Deoxynivalenol (DON) is the most prevalent trichothecene mycotoxin in poultry feed, and Campylobacter jejuni is a major zoonotic pathogen in broilers. In a recent study, we demonstrated that DON not only increased C. jejuni colonization in the jejunum and cecum of infected birds but also elevated bacterial counts in internal organs. In contrast, its less toxic D metabolite, deepoxy–deoxynivalenol (DOM-1) significantly reduced the Campylobacter levels in vivo. These findings suggest that DON and DOM-1 may exert direct effects on C. jejuni growth dynamics.
The present study aimed to further explore this interaction in vitro through co-incubation and RNA-sequencing. Two C. jejuni strains were investigated: the reference strain NCTC 12744 and a field isolate (strain 1303) obtained from a broiler flock. Both strains (105 CFU/ml) were cultured in 96-well plates and incubated with either DON or DOM-1 (5 and 20 µg/mL) or without additives (as a control), under microaerophilic conditions at 41.5 °C. Bacterial counts were assessed at 6 h intervals from 24 to 48 h (24 h, 30 h, 36 h, 42 h, and 48 h).
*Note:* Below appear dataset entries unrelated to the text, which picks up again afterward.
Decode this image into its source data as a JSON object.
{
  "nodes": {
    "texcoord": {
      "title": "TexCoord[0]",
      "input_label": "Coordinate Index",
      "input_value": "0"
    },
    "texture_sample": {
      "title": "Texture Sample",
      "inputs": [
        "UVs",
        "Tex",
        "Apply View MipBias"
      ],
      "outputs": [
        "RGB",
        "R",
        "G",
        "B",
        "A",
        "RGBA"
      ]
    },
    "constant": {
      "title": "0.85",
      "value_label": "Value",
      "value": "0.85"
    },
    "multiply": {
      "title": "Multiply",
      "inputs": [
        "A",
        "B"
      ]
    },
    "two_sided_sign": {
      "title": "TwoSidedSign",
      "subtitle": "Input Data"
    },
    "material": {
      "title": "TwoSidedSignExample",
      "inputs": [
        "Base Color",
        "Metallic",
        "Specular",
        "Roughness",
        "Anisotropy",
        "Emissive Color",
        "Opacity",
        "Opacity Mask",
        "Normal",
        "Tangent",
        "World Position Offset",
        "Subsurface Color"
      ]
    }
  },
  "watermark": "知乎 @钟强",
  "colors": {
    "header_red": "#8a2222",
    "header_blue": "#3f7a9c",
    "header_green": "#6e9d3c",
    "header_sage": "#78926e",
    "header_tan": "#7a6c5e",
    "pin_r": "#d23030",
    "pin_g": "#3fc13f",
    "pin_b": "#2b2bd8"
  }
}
Results showed that DON significantly promoted C. jejuni growth beginning at 30 h of incubation. Conversely, DOM-1 markedly reduced C. jejuni CFU counts, confirming the in vivo evidence of its potential to lower C. jejuni colonization in chickens. Additionally, transcriptomic profiling revealed that DON or DOM-1 modulate specific metabolic and regulatory pathways in C. jejuni. In particular, DON exposure upregulated genes related to energy metabolism and stress adaptation, while DOM-1 exposure led to the upregulation of pathways associated with growth inhibition.
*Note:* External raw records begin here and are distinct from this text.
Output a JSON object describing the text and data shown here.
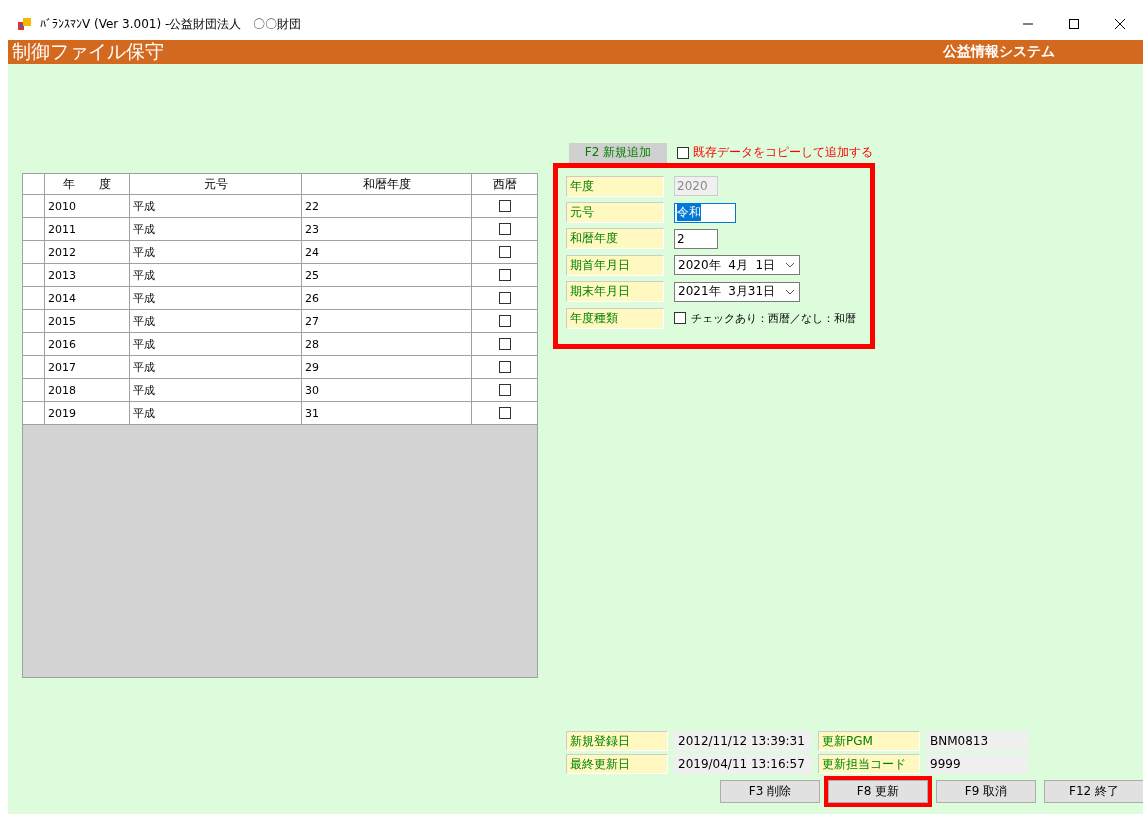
{
  "window": {
    "title": "ﾊﾞﾗﾝｽﾏﾝV (Ver 3.001) -公益財団法人　〇〇財団"
  },
  "header": {
    "title": "制御ファイル保守",
    "system": "公益情報システム"
  },
  "table": {
    "columns": [
      "年　　度",
      "元号",
      "和暦年度",
      "西暦"
    ],
    "rows": [
      {
        "year": "2010",
        "era": "平成",
        "era_year": "22",
        "western": false
      },
      {
        "year": "2011",
        "era": "平成",
        "era_year": "23",
        "western": false
      },
      {
        "year": "2012",
        "era": "平成",
        "era_year": "24",
        "western": false
      },
      {
        "year": "2013",
        "era": "平成",
        "era_year": "25",
        "western": false
      },
      {
        "year": "2014",
        "era": "平成",
        "era_year": "26",
        "western": false
      },
      {
        "year": "2015",
        "era": "平成",
        "era_year": "27",
        "western": false
      },
      {
        "year": "2016",
        "era": "平成",
        "era_year": "28",
        "western": false
      },
      {
        "year": "2017",
        "era": "平成",
        "era_year": "29",
        "western": false
      },
      {
        "year": "2018",
        "era": "平成",
        "era_year": "30",
        "western": false
      },
      {
        "year": "2019",
        "era": "平成",
        "era_year": "31",
        "western": false
      }
    ]
  },
  "form": {
    "add_button": "F2 新規追加",
    "copy": {
      "label": "既存データをコピーして追加する",
      "checked": false
    },
    "highlighted": true,
    "fields": [
      {
        "kind": "text",
        "label": "年度",
        "value": "2020",
        "disabled": true,
        "selected": false
      },
      {
        "kind": "text",
        "label": "元号",
        "value": "令和",
        "disabled": false,
        "selected": true
      },
      {
        "kind": "text",
        "label": "和暦年度",
        "value": "2",
        "disabled": false,
        "selected": false
      },
      {
        "kind": "date",
        "label": "期首年月日",
        "value": "2020年  4月  1日"
      },
      {
        "kind": "date",
        "label": "期末年月日",
        "value": "2021年  3月31日"
      },
      {
        "kind": "checkbox",
        "label": "年度種類",
        "text": "チェックあり：西暦／なし：和暦",
        "checked": false
      }
    ]
  },
  "info": [
    {
      "label": "新規登録日",
      "value": "2012/11/12 13:39:31"
    },
    {
      "label": "更新PGM",
      "value": "BNM0813"
    },
    {
      "label": "最終更新日",
      "value": "2019/04/11 13:16:57"
    },
    {
      "label": "更新担当コード",
      "value": "9999"
    }
  ],
  "buttons": [
    {
      "label": "F3 削除",
      "highlighted": false
    },
    {
      "label": "F8 更新",
      "highlighted": true
    },
    {
      "label": "F9 取消",
      "highlighted": false
    },
    {
      "label": "F12  終了",
      "highlighted": false
    }
  ]
}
These data are the first to demonstrate a direct, opposing influence of DON and its metabolite DOM-1 on C. jejuni growth. Our findings suggest that DON contamination in feed could promote Campylobacter proliferation in poultry, whereas DOM-1 may mitigate it. Understanding these interactions provides novel insights into how feed-derived toxins influence foodborne pathogens and could inform strategies to mitigate Campylobacter risk.